La maggior parte degli operai, di fronte ai primi morti di cancro (che magari sono una madre o un figlio), finge di non vedere: insomma essere stipendiati, nella immobilità desolante del Mezzogiorno, sembra la sola auspicabile benedizione.

Rispetto ai loro colleghi del Nord, come gli operai della Fiat, la forza lavoro dell’Ilva comprende decine di migliaia di ex braccianti strappati ai campi e gettati nelle periferie della città, «metalmezzadri» (come li definirà Walter Tobagi nel Corriere della Sera del 1971) inoccupati disperati delle province che, per essere assunti, giurano tutti ai capi che mai si iscriveranno ai sindacati e che accetteranno di buona lena ogni straordinario venga loro richiesto.

È solamente nel 2012 che la magistratura tarantina dispone, quando oramai non solamente il numero di decessi per cancro terminale e leucemie fulminanti è cresciuto paurosamente ma sono iniziati a nascere anche i primi bambini già malati, il sequestro dell’acciaieria per gravi violazioni ambientali.

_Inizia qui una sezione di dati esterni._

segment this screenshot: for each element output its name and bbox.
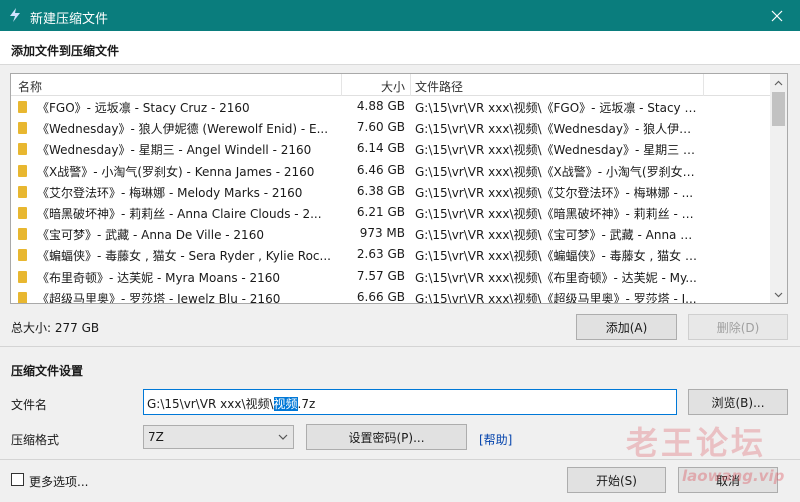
add-files-header: 添加文件到压缩文件 xyxy=(0,31,800,65)
item-path: G:\15\vr\VR xxx\视频\《Wednesday》- 狼人伊妮... xyxy=(415,122,699,137)
item-path: G:\15\vr\VR xxx\视频\《艾尔登法环》- 梅琳娜 - ... xyxy=(415,185,694,200)
list-header: 名称 大小 文件路径 xyxy=(11,74,771,96)
item-name: 《Wednesday》- 星期三 - Angel Windell - 2160 xyxy=(37,143,312,158)
chevron-up-icon xyxy=(774,80,783,85)
delete-button[interactable]: 删除(D) xyxy=(688,314,788,340)
item-size: 6.21 GB xyxy=(356,204,405,219)
add-button[interactable]: 添加(A) xyxy=(576,314,677,340)
folder-icon xyxy=(18,228,27,241)
column-separator xyxy=(703,74,704,96)
watermark-text: 老王论坛 xyxy=(626,424,767,462)
more-options-label[interactable]: 更多选项... xyxy=(29,473,88,490)
item-size: 4.88 GB xyxy=(356,99,405,113)
item-name: 《布里奇顿》- 达芙妮 - Myra Moans - 2160 xyxy=(37,270,281,285)
item-path: G:\15\vr\VR xxx\视频\《暗黑破坏神》- 莉莉丝 - A... xyxy=(415,206,699,221)
item-path: G:\15\vr\VR xxx\视频\《Wednesday》- 星期三 - ..… xyxy=(415,143,699,158)
list-item[interactable]: 《艾尔登法环》- 梅琳娜 - Melody Marks - 2160 6.38 G… xyxy=(11,181,771,202)
folder-icon xyxy=(18,122,27,135)
list-item[interactable]: 《布里奇顿》- 达芙妮 - Myra Moans - 2160 7.57 GB G:… xyxy=(11,266,771,287)
set-password-button[interactable]: 设置密码(P)... xyxy=(306,424,467,450)
list-item[interactable]: 《Wednesday》- 狼人伊妮德 (Werewolf Enid) - E..… xyxy=(11,117,771,138)
close-button[interactable] xyxy=(754,0,800,31)
folder-icon xyxy=(18,270,27,283)
list-item[interactable]: 《宝可梦》- 武藏 - Anna De Ville - 2160 973 MB G:… xyxy=(11,223,771,244)
column-separator xyxy=(341,74,342,96)
scroll-up-button[interactable] xyxy=(770,74,787,91)
item-path: G:\15\vr\VR xxx\视频\《FGO》- 远坂凛 - Stacy C.… xyxy=(415,101,699,115)
item-size: 7.60 GB xyxy=(356,120,405,135)
item-path: G:\15\vr\VR xxx\视频\《超级马里奥》- 罗莎塔 - J... xyxy=(415,291,697,304)
chevron-down-icon xyxy=(774,292,783,297)
settings-header: 压缩文件设置 xyxy=(11,364,84,378)
item-path: G:\15\vr\VR xxx\视频\《蝙蝠侠》- 毒藤女 , 猫女 -... xyxy=(415,249,699,264)
list-item[interactable]: 《FGO》- 远坂凛 - Stacy Cruz - 2160 4.88 GB G:\… xyxy=(11,96,771,117)
item-path: G:\15\vr\VR xxx\视频\《宝可梦》- 武藏 - Anna D... xyxy=(415,228,699,243)
format-label: 压缩格式 xyxy=(11,433,60,447)
item-size: 6.38 GB xyxy=(356,183,405,198)
chevron-down-icon xyxy=(278,434,288,440)
filename-prefix: G:\15\vr\VR xxx\视频\ xyxy=(147,397,274,411)
folder-icon xyxy=(18,101,27,113)
item-name: 《宝可梦》- 武藏 - Anna De Ville - 2160 xyxy=(37,228,264,243)
add-files-title: 添加文件到压缩文件 xyxy=(11,44,120,58)
list-item[interactable]: 《Wednesday》- 星期三 - Angel Windell - 2160 6… xyxy=(11,138,771,159)
item-path: G:\15\vr\VR xxx\视频\《布里奇顿》- 达芙妮 - My... xyxy=(415,270,697,285)
item-name: 《X战警》- 小淘气(罗刹女) - Kenna James - 2160 xyxy=(37,164,315,179)
item-size: 6.14 GB xyxy=(356,141,405,156)
total-size: 总大小: 277 GB xyxy=(11,321,100,335)
more-options-checkbox[interactable] xyxy=(11,473,24,486)
column-size[interactable]: 大小 xyxy=(381,78,405,95)
scrollbar-thumb[interactable] xyxy=(772,92,785,126)
item-name: 《艾尔登法环》- 梅琳娜 - Melody Marks - 2160 xyxy=(37,185,303,200)
item-name: 《超级马里奥》- 罗莎塔 - Jewelz Blu - 2160 xyxy=(37,291,281,304)
item-name: 《Wednesday》- 狼人伊妮德 (Werewolf Enid) - E..… xyxy=(37,122,329,137)
filename-input[interactable]: G:\15\vr\VR xxx\视频\视频.7z xyxy=(143,389,677,415)
vertical-scrollbar[interactable] xyxy=(770,74,787,303)
list-item[interactable]: 《暗黑破坏神》- 莉莉丝 - Anna Claire Clouds - 2...… xyxy=(11,202,771,223)
filename-suffix: .7z xyxy=(297,397,316,411)
folder-icon xyxy=(18,164,27,177)
close-icon xyxy=(771,10,783,21)
browse-button[interactable]: 浏览(B)... xyxy=(688,389,788,415)
item-size: 7.57 GB xyxy=(356,268,405,283)
help-link[interactable]: [帮助] xyxy=(479,431,512,448)
filename-selection: 视频 xyxy=(273,397,298,411)
item-size: 6.66 GB xyxy=(356,289,405,304)
window-title: 新建压缩文件 xyxy=(30,12,109,27)
divider xyxy=(0,346,800,347)
list-item[interactable]: 《X战警》- 小淘气(罗刹女) - Kenna James - 2160 6.46… xyxy=(11,160,771,181)
item-name: 《蝙蝠侠》- 毒藤女 , 猫女 - Sera Ryder , Kylie Roc… xyxy=(37,249,331,264)
item-size: 973 MB xyxy=(359,226,405,241)
format-select[interactable]: 7Z xyxy=(143,425,294,449)
app-icon xyxy=(10,8,20,22)
column-path[interactable]: 文件路径 xyxy=(415,78,463,95)
filename-label: 文件名 xyxy=(11,398,48,412)
folder-icon xyxy=(18,249,27,262)
watermark-url: laowang.vip xyxy=(682,467,785,485)
item-name: 《FGO》- 远坂凛 - Stacy Cruz - 2160 xyxy=(37,101,250,115)
folder-icon xyxy=(18,185,27,198)
title-bar: 新建压缩文件 xyxy=(0,0,800,31)
item-size: 2.63 GB xyxy=(356,247,405,262)
folder-icon xyxy=(18,143,27,156)
folder-icon xyxy=(18,291,27,303)
column-separator xyxy=(410,74,411,96)
start-button[interactable]: 开始(S) xyxy=(567,467,666,493)
column-name[interactable]: 名称 xyxy=(18,78,42,95)
format-value: 7Z xyxy=(148,430,164,444)
list-item[interactable]: 《超级马里奥》- 罗莎塔 - Jewelz Blu - 2160 6.66 GB G… xyxy=(11,287,771,304)
folder-icon xyxy=(18,206,27,219)
item-path: G:\15\vr\VR xxx\视频\《X战警》- 小淘气(罗刹女) -... xyxy=(415,164,699,179)
item-size: 6.46 GB xyxy=(356,162,405,177)
file-list[interactable]: 名称 大小 文件路径 《FGO》- 远坂凛 - Stacy Cruz - 216… xyxy=(10,73,788,304)
list-rows: 《FGO》- 远坂凛 - Stacy Cruz - 2160 4.88 GB G:\… xyxy=(11,96,771,304)
list-item[interactable]: 《蝙蝠侠》- 毒藤女 , 猫女 - Sera Ryder , Kylie Roc… xyxy=(11,244,771,265)
item-name: 《暗黑破坏神》- 莉莉丝 - Anna Claire Clouds - 2... xyxy=(37,206,322,221)
scroll-down-button[interactable] xyxy=(770,286,787,303)
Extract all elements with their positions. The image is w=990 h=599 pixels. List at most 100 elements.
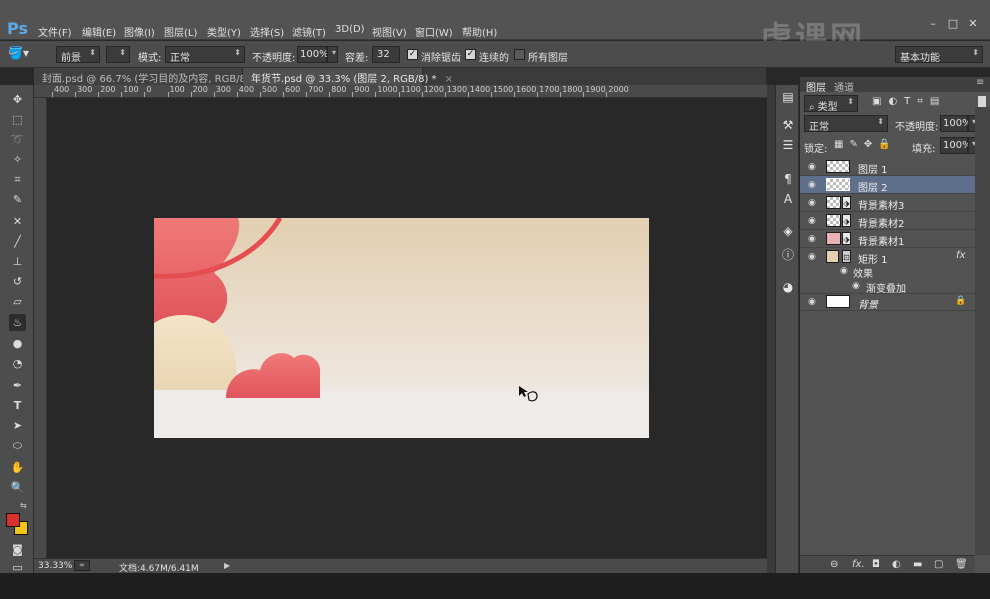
history-brush-tool-icon[interactable]: ↺: [9, 273, 26, 290]
eye-icon[interactable]: ◉: [808, 198, 816, 208]
zoom-tool-icon[interactable]: 🔍: [9, 479, 26, 496]
menu-view[interactable]: 视图(V): [372, 24, 407, 39]
dodge-tool-icon[interactable]: ◔: [9, 355, 26, 372]
menu-type[interactable]: 类型(Y): [207, 24, 241, 39]
gradient-overlay-row[interactable]: ◉ 渐变叠加: [800, 279, 975, 295]
properties-panel-icon[interactable]: ◈: [780, 223, 796, 239]
tab-cover-doc[interactable]: 封面.psd @ 66.7% (学习目的及内容, RGB/8)×: [34, 68, 266, 85]
filter-type-icons[interactable]: ▣◐T⌗▤: [872, 96, 946, 107]
pattern-picker[interactable]: ⬍: [106, 46, 130, 63]
layer-row-bg-material2[interactable]: ◉ ⬗ 背景素材2: [800, 212, 975, 230]
all-layers-checkbox[interactable]: [514, 49, 525, 60]
healing-brush-tool-icon[interactable]: ✕: [9, 213, 26, 230]
foreground-color-swatch[interactable]: [6, 513, 20, 527]
clone-stamp-tool-icon[interactable]: ⊥: [9, 253, 26, 270]
contiguous-checkbox[interactable]: ✓: [465, 49, 476, 60]
menu-help[interactable]: 帮助(H): [462, 24, 497, 39]
zoom-level[interactable]: 33.33%: [38, 561, 72, 571]
paragraph-panel-icon[interactable]: ¶: [780, 171, 796, 187]
crop-tool-icon[interactable]: ⌗: [9, 171, 26, 188]
new-group-icon[interactable]: ▬: [913, 559, 922, 570]
menu-filter[interactable]: 滤镜(T): [292, 24, 326, 39]
eye-icon[interactable]: ◉: [808, 180, 816, 190]
panel-menu-icon[interactable]: ≡: [976, 77, 984, 88]
eraser-tool-icon[interactable]: ▱: [9, 293, 26, 310]
fx-icon[interactable]: fx: [956, 250, 965, 261]
eye-icon[interactable]: ◉: [808, 234, 816, 244]
layer-row-layer2[interactable]: ◉ 图层 2: [800, 176, 975, 194]
pen-tool-icon[interactable]: ✒: [9, 377, 26, 394]
brush-tool-icon[interactable]: ╱: [9, 233, 26, 250]
tab-layers[interactable]: 图层: [806, 79, 826, 94]
hand-tool-icon[interactable]: ✋: [9, 459, 26, 476]
lock-icons[interactable]: ▦✎✥🔒: [834, 139, 897, 150]
info-panel-icon[interactable]: ⓘ: [780, 247, 796, 263]
menu-edit[interactable]: 编辑(E): [82, 24, 116, 39]
menu-window[interactable]: 窗口(W): [415, 24, 453, 39]
adjustments-panel-icon[interactable]: ☰: [780, 137, 796, 153]
quick-mask-icon[interactable]: ◙: [9, 541, 26, 558]
layer-opacity-input[interactable]: 100%: [940, 115, 972, 132]
layer-row-bg-material3[interactable]: ◉ ⬗ 背景素材3: [800, 194, 975, 212]
menu-file[interactable]: 文件(F): [38, 24, 72, 39]
swap-colors-icon[interactable]: ⇆: [20, 501, 27, 510]
color-panel-icon[interactable]: ◕: [780, 279, 796, 295]
eye-icon[interactable]: ◉: [808, 297, 816, 307]
document-canvas[interactable]: [154, 218, 649, 438]
add-mask-icon[interactable]: ◘: [872, 559, 880, 570]
path-selection-tool-icon[interactable]: ➤: [9, 417, 26, 434]
fill-source-select[interactable]: 前景 ⬍: [56, 46, 100, 64]
menu-3d[interactable]: 3D(D): [335, 24, 365, 35]
vertical-scrollbar[interactable]: [767, 85, 775, 573]
magic-wand-tool-icon[interactable]: ✧: [9, 151, 26, 168]
antialias-checkbox[interactable]: ✓: [407, 49, 418, 60]
status-icon[interactable]: ∞: [74, 560, 90, 571]
type-tool-icon[interactable]: T: [9, 397, 26, 414]
tolerance-input[interactable]: 32: [372, 46, 400, 63]
mode-select[interactable]: 正常 ⬍: [165, 46, 245, 64]
menu-image[interactable]: 图像(I): [124, 24, 155, 39]
link-layers-icon[interactable]: ⊖: [830, 559, 838, 570]
actions-panel-icon[interactable]: ⚒: [780, 117, 796, 133]
paint-bucket-preset-icon[interactable]: 🪣▾: [8, 46, 40, 63]
menu-select[interactable]: 选择(S): [250, 24, 284, 39]
eyedropper-tool-icon[interactable]: ✎: [9, 191, 26, 208]
add-style-icon[interactable]: fx.: [852, 559, 865, 570]
tab-channels[interactable]: 通道: [834, 79, 854, 94]
layer-row-bg-material1[interactable]: ◉ ⬗ 背景素材1: [800, 230, 975, 248]
minimize-icon[interactable]: –: [926, 18, 940, 30]
blur-tool-icon[interactable]: ●: [9, 335, 26, 352]
eye-icon[interactable]: ◉: [808, 252, 816, 262]
eye-icon[interactable]: ◉: [808, 216, 816, 226]
workspace-select[interactable]: 基本功能 ⬍: [895, 46, 983, 64]
layer-row-background[interactable]: ◉ 背景 🔒: [800, 293, 975, 311]
blend-mode-select[interactable]: 正常 ⬍: [804, 115, 888, 133]
marquee-tool-icon[interactable]: ⬚: [9, 111, 26, 128]
character-panel-icon[interactable]: A: [780, 191, 796, 207]
tab-new-year-doc[interactable]: 年货节.psd @ 33.3% (图层 2, RGB/8) * ×: [243, 68, 453, 85]
blend-mode-value: 正常: [809, 122, 829, 133]
layer-filter-select[interactable]: ⌕ 类型 ⬍: [804, 95, 858, 113]
layers-scrollbar[interactable]: [975, 107, 990, 555]
delete-layer-icon[interactable]: 🗑: [955, 559, 968, 570]
status-menu-arrow-icon[interactable]: ▶: [224, 561, 230, 570]
layer-effects-row[interactable]: ◉ 效果: [800, 264, 975, 280]
maximize-icon[interactable]: □: [946, 18, 960, 30]
layer-row-layer1[interactable]: ◉ 图层 1: [800, 158, 975, 176]
eye-icon[interactable]: ◉: [808, 162, 816, 172]
layer-fill-input[interactable]: 100%: [940, 137, 972, 154]
opacity-dropdown[interactable]: ▾: [327, 46, 338, 63]
close-icon[interactable]: ✕: [966, 18, 980, 30]
menu-layer[interactable]: 图层(L): [164, 24, 197, 39]
eye-icon[interactable]: ◉: [852, 281, 860, 291]
paint-bucket-tool-icon[interactable]: ♨: [9, 314, 26, 331]
opacity-input[interactable]: 100%: [297, 46, 329, 63]
close-tab-icon[interactable]: ×: [445, 74, 453, 85]
ellipse-tool-icon[interactable]: ⬭: [9, 437, 26, 454]
move-tool-icon[interactable]: ✥: [9, 91, 26, 108]
adjustment-layer-icon[interactable]: ◐: [892, 559, 901, 570]
eye-icon[interactable]: ◉: [840, 266, 848, 276]
new-layer-icon[interactable]: ▢: [934, 559, 943, 570]
history-panel-icon[interactable]: ▤: [780, 89, 796, 105]
lasso-tool-icon[interactable]: ➰: [9, 131, 26, 148]
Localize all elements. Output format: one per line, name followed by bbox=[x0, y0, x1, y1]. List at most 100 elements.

Vengono disposte misure cautelari per disastro ambientale a carico dei vertici aziendali, come l’indagato Emilio Riva , presidente dell’Ilva Spa fino al maggio 2010 e il suo successore, suo figlio Nicola.

Nonostante l’inchiesta del Gip sul terribile inquinamento che il complesso industriale sta causando a Taranto e, a macchia d’olio, con la diffusione delle tossine per via aerea, al resto della Regione, sia dettagliatissima, il governo Monti emana un decreto che autorizza la prosecuzione della produzione dell’azienda, calpestando di fatto le più elementari regole di sicurezza.

Dall’anno successivo, fino ad oggi, si succedono Gip e commissioni, i primi ordinano di far chiudere definitivamente lo stabilimento (come quando Patrizia Todisco ordina un maxi-sequestro da 8 miliardi di euro sui beni e sui conti del gruppo Riva) e i secondi  invece annullano tragicamente le disposizioni dei primi.

Ciminiere dell’Ilva verso il mare (Copyright immagine)

Nel gennaio 2016 viene istituito un bando che invita a candidarsi se interessati ad acquisire l’Ilva.

A vincere l’appalto con il compito di rilanciare il polo, è la multinazionale franco indiana Arcelor Mittal che però pretende come unica clausola “uno scudo penale” ovvero la possibilità di usufruire di un’immunità penale circa i danni ambientali del passato.

Nel 2018, l’allora ministro per lo sviluppo economico Luigi Di Maio, chiede però di avviare un’indagine circa la legittimità della gara d’assegnazione dell’Ilva a Ancelor Mittal e, anche se l’Avvocatura dello Stato risponde che non esistono gli estremi per annullarla, Di Maio avanza l’ipotesi di eliminare “lo scudo penale”, causando di fatto l’abbandono dell’Ilva da parte della Ancelor Mittal, l’unica multinazionale che avrebbe potuto riconvertire l’acciaieria riducendo i danni ambientali.

Al momento in Ilva lavorano 11.200 dipendenti, a cui vanno aggiunti i tremila dell’indotto. Poiché, in seguito alla fermata di alcune aree della fabbrica, si producono 17 mila tonnellate al giorno (anziché 30 mila), il contratto di solidarietà ha riguardato negli ultimi anni oltre 4 mila dipendenti.

Bisogna ripartire da Taranto.

E questo significherebbe creare nuovi posti di lavoro che escludano l’impiego coatto (“o si lavora all’Ilva o si fa’ la fame!“) in questo agglomerato di morte, come ritornare all’identità tarantina che passa attraverso il mare e quindi intensificare le operazioni di import-export e le attività logistiche dell’area retroportuale, attrarre nuove imprese affinché investano sul territorio, restituire valore al Museo del mare con mostre e eventi.

Bisogna veramente investire al Sud.

E affinché il Meridione risorga dalle sue ceneri e fumi condensati c’è da ripartire, appunto, da Taranto, come scriveva il compianto giornalista tarantino Alessandro Leogrande in un libro sull’argomento di un chiarore dolente: “Dalle Macerie“.

Trasformare i denti stretti di rabbia e rassegnazione dei cittadini in speranza e fiducia nelle istituzioni.

Affinché nessuno debba più sentirsi sacrificabile in nome del profitto, soprattutto i bambini.